Their songs formed the soundtrack to her early life, and kept her company when her family moved to Newcastle before she went to high school.

Decades later and her name is ranked among those legends, as a double Golden Guitar Award nominee for Female Artist of the Year and New Talent of the Year.

She is also an ambassador for the festival she so loved as a girl, spending sweltering days meeting fans, signing autographs and performing sold-out shows.

Jackson said it is sometimes surreal to be surrounded by her childhood idols, let alone count them as her mentors and friends.

"It's been so awesome to learn that the people I looked up to for such a long time are the great people I thought they were," she said.

"Every now and again I think, 'I was in the front row of your concert years ago'."

Max Jackson at the Tamworth Country Music Festival.
Max Jackson sings to a new generation of country fans, posting pop and rock covers on social media. (Bianca De Marchi/AAP PHOTOS)

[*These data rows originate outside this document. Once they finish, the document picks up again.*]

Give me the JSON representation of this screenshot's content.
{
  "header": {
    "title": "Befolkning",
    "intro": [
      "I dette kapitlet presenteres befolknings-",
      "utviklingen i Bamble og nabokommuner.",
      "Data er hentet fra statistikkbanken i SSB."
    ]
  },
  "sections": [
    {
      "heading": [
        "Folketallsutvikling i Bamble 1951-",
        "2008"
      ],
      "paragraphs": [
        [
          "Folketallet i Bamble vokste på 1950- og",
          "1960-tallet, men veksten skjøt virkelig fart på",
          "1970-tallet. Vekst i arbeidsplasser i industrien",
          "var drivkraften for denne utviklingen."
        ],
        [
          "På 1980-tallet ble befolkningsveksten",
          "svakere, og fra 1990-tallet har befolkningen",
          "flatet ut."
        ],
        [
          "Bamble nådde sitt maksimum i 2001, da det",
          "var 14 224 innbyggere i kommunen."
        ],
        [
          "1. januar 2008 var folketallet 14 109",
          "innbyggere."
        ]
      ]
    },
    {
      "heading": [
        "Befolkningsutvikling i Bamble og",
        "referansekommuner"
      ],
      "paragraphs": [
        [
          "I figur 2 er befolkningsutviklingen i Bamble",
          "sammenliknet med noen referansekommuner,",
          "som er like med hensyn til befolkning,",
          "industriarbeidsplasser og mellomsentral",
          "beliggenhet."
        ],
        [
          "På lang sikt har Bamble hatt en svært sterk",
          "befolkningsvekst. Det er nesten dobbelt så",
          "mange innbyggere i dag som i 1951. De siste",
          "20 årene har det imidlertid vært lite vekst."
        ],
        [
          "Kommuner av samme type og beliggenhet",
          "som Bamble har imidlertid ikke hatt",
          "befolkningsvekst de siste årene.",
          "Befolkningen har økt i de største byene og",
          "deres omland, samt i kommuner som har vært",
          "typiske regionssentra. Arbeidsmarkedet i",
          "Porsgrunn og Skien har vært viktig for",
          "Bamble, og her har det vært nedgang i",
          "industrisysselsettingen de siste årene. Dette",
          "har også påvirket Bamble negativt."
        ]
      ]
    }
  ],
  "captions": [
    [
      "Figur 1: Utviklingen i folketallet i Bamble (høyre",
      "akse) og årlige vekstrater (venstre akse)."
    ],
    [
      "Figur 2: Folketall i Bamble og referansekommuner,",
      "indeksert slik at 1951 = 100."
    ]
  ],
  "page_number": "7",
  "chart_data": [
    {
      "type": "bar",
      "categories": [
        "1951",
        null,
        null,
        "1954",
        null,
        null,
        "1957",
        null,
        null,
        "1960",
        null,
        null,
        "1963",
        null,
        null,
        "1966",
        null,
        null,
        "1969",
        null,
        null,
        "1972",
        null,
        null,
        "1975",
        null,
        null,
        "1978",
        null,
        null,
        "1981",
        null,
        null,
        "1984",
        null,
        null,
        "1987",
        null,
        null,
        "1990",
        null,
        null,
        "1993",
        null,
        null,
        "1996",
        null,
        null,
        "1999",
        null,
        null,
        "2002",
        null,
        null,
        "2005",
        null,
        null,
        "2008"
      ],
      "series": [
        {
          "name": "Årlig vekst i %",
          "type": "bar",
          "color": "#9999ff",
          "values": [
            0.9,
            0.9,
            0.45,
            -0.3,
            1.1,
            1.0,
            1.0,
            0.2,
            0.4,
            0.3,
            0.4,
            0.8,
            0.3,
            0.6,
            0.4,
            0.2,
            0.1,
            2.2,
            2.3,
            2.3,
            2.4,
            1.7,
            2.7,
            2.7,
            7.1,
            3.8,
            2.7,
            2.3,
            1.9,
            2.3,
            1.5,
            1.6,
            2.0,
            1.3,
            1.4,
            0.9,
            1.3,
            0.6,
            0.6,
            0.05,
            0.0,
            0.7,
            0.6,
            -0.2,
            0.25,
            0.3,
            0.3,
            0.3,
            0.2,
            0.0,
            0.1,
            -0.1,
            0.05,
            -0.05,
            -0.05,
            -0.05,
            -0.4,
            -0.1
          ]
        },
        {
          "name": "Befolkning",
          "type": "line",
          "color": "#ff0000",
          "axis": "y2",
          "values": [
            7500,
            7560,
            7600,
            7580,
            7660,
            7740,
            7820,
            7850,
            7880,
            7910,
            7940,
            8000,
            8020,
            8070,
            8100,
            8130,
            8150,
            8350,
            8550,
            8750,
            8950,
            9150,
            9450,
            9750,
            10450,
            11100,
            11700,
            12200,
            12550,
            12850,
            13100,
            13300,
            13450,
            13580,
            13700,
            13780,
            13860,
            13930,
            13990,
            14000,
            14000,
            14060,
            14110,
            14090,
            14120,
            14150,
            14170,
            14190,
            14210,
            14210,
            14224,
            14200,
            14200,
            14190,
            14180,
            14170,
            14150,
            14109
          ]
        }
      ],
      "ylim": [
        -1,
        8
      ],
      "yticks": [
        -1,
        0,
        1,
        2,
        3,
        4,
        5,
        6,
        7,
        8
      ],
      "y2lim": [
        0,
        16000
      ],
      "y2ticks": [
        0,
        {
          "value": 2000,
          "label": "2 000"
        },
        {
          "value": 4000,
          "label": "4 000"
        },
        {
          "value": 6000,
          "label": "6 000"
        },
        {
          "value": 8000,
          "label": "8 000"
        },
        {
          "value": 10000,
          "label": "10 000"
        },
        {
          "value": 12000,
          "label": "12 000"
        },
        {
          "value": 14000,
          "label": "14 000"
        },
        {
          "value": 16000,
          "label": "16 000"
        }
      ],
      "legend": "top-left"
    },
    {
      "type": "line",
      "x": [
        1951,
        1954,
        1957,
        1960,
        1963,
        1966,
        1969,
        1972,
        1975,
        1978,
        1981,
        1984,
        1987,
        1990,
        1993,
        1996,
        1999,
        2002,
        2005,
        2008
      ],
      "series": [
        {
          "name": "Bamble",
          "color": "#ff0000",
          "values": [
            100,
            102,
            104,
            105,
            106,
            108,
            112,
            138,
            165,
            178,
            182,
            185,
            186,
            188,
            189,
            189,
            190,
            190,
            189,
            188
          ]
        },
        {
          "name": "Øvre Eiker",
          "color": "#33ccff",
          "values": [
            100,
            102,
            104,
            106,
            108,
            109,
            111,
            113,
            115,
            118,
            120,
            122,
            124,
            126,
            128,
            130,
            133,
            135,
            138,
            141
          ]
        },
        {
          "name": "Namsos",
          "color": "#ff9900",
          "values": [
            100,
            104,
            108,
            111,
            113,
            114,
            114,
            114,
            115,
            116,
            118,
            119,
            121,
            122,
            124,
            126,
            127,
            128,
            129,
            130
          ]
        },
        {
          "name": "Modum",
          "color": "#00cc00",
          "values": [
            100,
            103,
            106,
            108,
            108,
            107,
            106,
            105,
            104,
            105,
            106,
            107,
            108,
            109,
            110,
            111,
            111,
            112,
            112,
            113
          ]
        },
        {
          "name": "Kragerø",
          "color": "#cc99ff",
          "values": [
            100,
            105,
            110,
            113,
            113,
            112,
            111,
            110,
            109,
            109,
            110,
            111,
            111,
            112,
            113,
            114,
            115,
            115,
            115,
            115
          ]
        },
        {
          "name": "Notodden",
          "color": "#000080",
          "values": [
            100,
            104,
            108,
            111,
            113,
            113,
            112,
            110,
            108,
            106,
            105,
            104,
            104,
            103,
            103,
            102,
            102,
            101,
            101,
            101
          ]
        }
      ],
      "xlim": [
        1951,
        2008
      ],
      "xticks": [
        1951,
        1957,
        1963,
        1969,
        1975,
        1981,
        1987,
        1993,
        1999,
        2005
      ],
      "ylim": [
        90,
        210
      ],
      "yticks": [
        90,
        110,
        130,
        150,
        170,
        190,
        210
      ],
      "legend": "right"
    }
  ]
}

Jackson, who won the festival's Star Maker quest for emerging talent in 2022, recently signed her first record deal with ABC Music, releasing the single Little More Country.

The track is a homage to bush living, in all its small town, big sky and dirty boots glory.

It began as a brainstorming session with songwriters Gavin Carfoot and Nolan Wynne about the values of a country person.

"We started with a list: it's kindness, life is smaller, people are generous," Jackson said.

"We wrote the song in an hour - and that never happens - because it just rolled off the tongue."

The song has taken on new meaning on social media, as Jackson posts covers of tracks like Lady Gaga's Poker Face, AC/DC's Highway to Hell, and Eminem's Lose Yourself with a "little more country" twist.

It shows not only the versatility of the genre, but a new generation of country music fans, Jackson said.

"It's been a really surprising and exciting ride with the song.

"That song, every time I sing it, I really connect with it.

"I'm singing with every piece of my heart."